Au sol, mes commandes sont raccrochées et je pilote avec les drisses de freins, chacune tenue par un doigt. Cela permet de prendre les A à toute vitesse quand la voile descend, pour éviter de la poser, cela évite aussi des frottements entre les drisses et les élévateurs, tout étant croisé, frottements pas vraiment optimaux quand c’est de la tresse Dyneema.
Aucun problème pour me retourner, de face à dos voile, ou le contraire.
Cette façon de faire est très ludique.
J’ai déjà piloté en l’air avec les drisses en mains quand une poignée s’était coincée dans les élévateurs (mauvaise prévol) et cela n’a posé aucun problème.
Je pense qu’on s’adapte très vite à un pilotage exotique d’un engin habituel.
[i]Quand je m’étais cassé la malléole gauche, en 77, j’allais quand même travailler en moto avec les béquilles attachées sur le porte-bagages. Je montais les vitesses avec une cordelette tenue main gauche, le mouvement était celui des anciennes boîtes de vitesses à commande manuelle. Je les rentrais au talon. Aucun mérite, Santiago Herrero avait un jour fait comme ça en GP dans la course des 250 (qu’il avait gagnée) avec un plâtre, après une fracture sur chute dans la course des 350.

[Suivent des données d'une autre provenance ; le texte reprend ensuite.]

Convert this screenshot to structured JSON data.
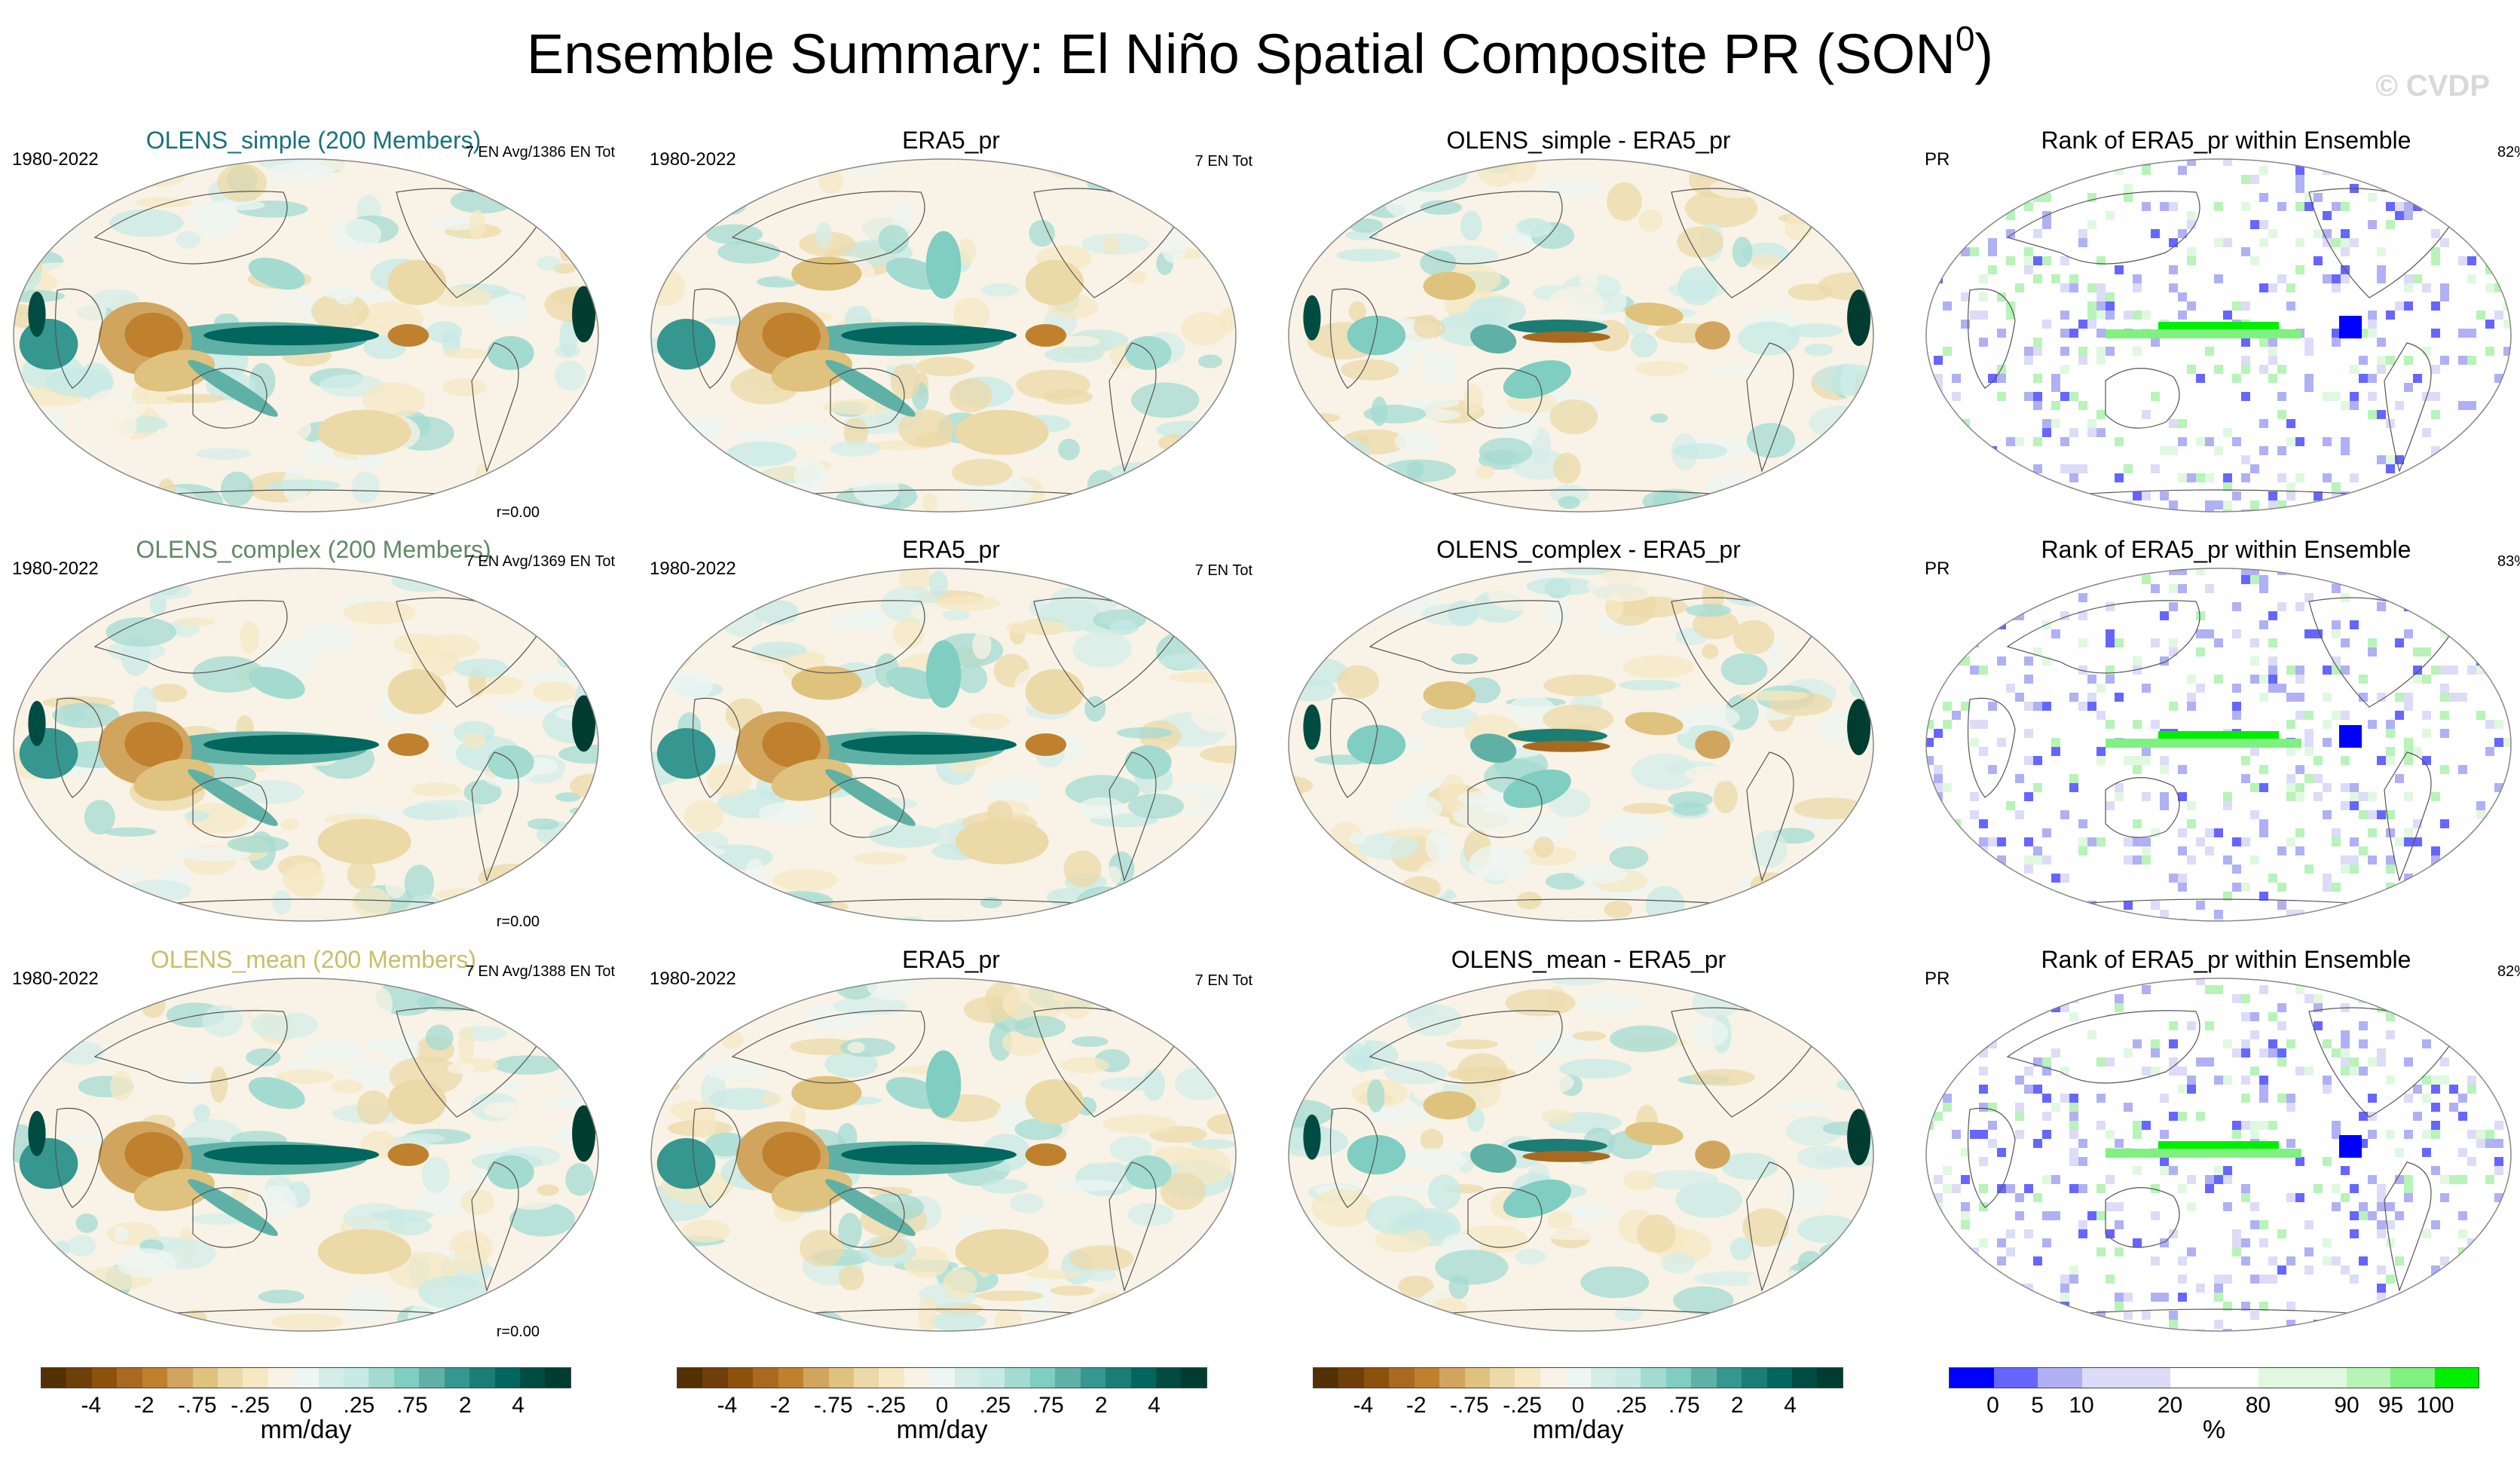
{
  "figure": {
    "title_main": "Ensemble Summary: El Niño Spatial Composite PR (SON",
    "title_sup": "0",
    "title_close": ")",
    "watermark": "© CVDP"
  },
  "chart_data": [
    {
      "type": "heatmap",
      "row": 0,
      "col": 0,
      "title": "OLENS_simple (200 Members)",
      "title_color": "#1a7080",
      "left_label": "1980-2022",
      "right_label": "7 EN Avg/1386 EN Tot",
      "r_label": "r=0.00"
    },
    {
      "type": "heatmap",
      "row": 0,
      "col": 1,
      "title": "ERA5_pr",
      "title_color": "#000000",
      "left_label": "1980-2022",
      "right_label": "7 EN Tot"
    },
    {
      "type": "heatmap",
      "row": 0,
      "col": 2,
      "title": "OLENS_simple - ERA5_pr",
      "title_color": "#000000"
    },
    {
      "type": "heatmap",
      "row": 0,
      "col": 3,
      "title": "Rank of ERA5_pr within Ensemble",
      "title_color": "#000000",
      "left_label": "PR",
      "right_label": "82%"
    },
    {
      "type": "heatmap",
      "row": 1,
      "col": 0,
      "title": "OLENS_complex (200 Members)",
      "title_color": "#5f8a62",
      "left_label": "1980-2022",
      "right_label": "7 EN Avg/1369 EN Tot",
      "r_label": "r=0.00"
    },
    {
      "type": "heatmap",
      "row": 1,
      "col": 1,
      "title": "ERA5_pr",
      "title_color": "#000000",
      "left_label": "1980-2022",
      "right_label": "7 EN Tot"
    },
    {
      "type": "heatmap",
      "row": 1,
      "col": 2,
      "title": "OLENS_complex - ERA5_pr",
      "title_color": "#000000"
    },
    {
      "type": "heatmap",
      "row": 1,
      "col": 3,
      "title": "Rank of ERA5_pr within Ensemble",
      "title_color": "#000000",
      "left_label": "PR",
      "right_label": "83%"
    },
    {
      "type": "heatmap",
      "row": 2,
      "col": 0,
      "title": "OLENS_mean (200 Members)",
      "title_color": "#c9bd6a",
      "left_label": "1980-2022",
      "right_label": "7 EN Avg/1388 EN Tot",
      "r_label": "r=0.00"
    },
    {
      "type": "heatmap",
      "row": 2,
      "col": 1,
      "title": "ERA5_pr",
      "title_color": "#000000",
      "left_label": "1980-2022",
      "right_label": "7 EN Tot"
    },
    {
      "type": "heatmap",
      "row": 2,
      "col": 2,
      "title": "OLENS_mean - ERA5_pr",
      "title_color": "#000000"
    },
    {
      "type": "heatmap",
      "row": 2,
      "col": 3,
      "title": "Rank of ERA5_pr within Ensemble",
      "title_color": "#000000",
      "left_label": "PR",
      "right_label": "82%"
    }
  ],
  "colorbars": {
    "precip": {
      "colors": [
        "#543005",
        "#6f3f0a",
        "#8c510a",
        "#a86a21",
        "#bf812d",
        "#d2a55e",
        "#dfc27d",
        "#ecd9a8",
        "#f6e8c3",
        "#f8f3e6",
        "#eef6f3",
        "#d4ede8",
        "#c7eae5",
        "#a4dbd1",
        "#80cdc1",
        "#5fb1a6",
        "#35978f",
        "#1b7d74",
        "#01665e",
        "#004c42",
        "#003c30"
      ],
      "ticks": [
        "-4",
        "-2",
        "-.75",
        "-.25",
        "0",
        ".25",
        ".75",
        "2",
        "4"
      ],
      "units": "mm/day"
    },
    "rank": {
      "colors": [
        "#0000ff",
        "#6666ff",
        "#b0b0f5",
        "#dcdcf8",
        "#dcdcf8",
        "#ffffff",
        "#ffffff",
        "#e0f8e0",
        "#e0f8e0",
        "#b8f3b8",
        "#80f080",
        "#00ee00"
      ],
      "ticks": [
        "0",
        "5",
        "10",
        "20",
        "80",
        "90",
        "95",
        "100"
      ],
      "units": "%"
    }
  }
}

Un jour, je vous raconterai comment j’ai ramené ma voiture chez moi avec la jambe gauche appareillée et l’interdiction de poser le pied au sol. Il suffit d’avoir de l’imagination et cela fait très bien.
En 2010, j’étais rentrée à Paris avec le bras gauche plâtré et douloureux, en conduisant mon C15. Aucun souci, on conduit très bien d’une main et avec les genoux. Il fallait seulement éviter les gendarmes.
J’ai aussi conduit de Paris à Bâle et retour avec un bricolage sur ma pédale d’embrayage pour pouvoir débrayer au talon, ou à la main après avoir mis des talons-aiguilles pour la soirée. C’était rigolo.
J’ai aussi cassé une fois un de mes VR17, mais un copain avait cassé un Straver et loué des skis, j’ai donc fini mon séjour avec mon VR17 pied gauche et son Straver 28 pied droit. C’est curieux d’avoir aux pieds des skis différents, de longueurs différentes et de raideurs différentes, mais cela fait une fois qu’on s’est adapté.[/i]
Un jour j’avais décollé avec l’Awak 18 (un avion de chasse) en sellette string, en ayant oublié de reboucler la cuissarde droite. Impossible de le faire en l’air, j’avais volé complètement déhanchée dans la patelette gauche pour contrer une menace d’auto-rotation violente qui montrait les dents, avec un appui très fort du coude gauche contre les élévateurs pour ne pas “tomber dans le trou”. Sans secours, je n’aurais eu aucune chance en cas de sketch.
La voile avait une forme bizarre, avec une moitié gauche chargée et une moitié droite flottante, mais elle volait à peu près droit et le pilotage ne fut pas trop difficile… mais l’atterrissage promettait d’être périlleux. Et puis je m’étais posée à peu près proprement.
Je considère donc qu’on peut s’adapter très vite et avec une bonne efficacité à toute perturbation dans le comportement d’une voile et dans les commandes. C’est ce que nous faisons tous en cas de vrac pour remettre la voile en vol et ne pas aller se mettre au tas, et nous le faisons à une vitesse et avec une précision que seule Dame Adrénaline peut nous permettre.
Il serait en effet peu efficace de crier “maman !” ou d’invoquer tel ou tel saint.
Quand on a en plus la possibilité de s’entraîner au sol pour mettre au point une technique exotique, c’est le pied.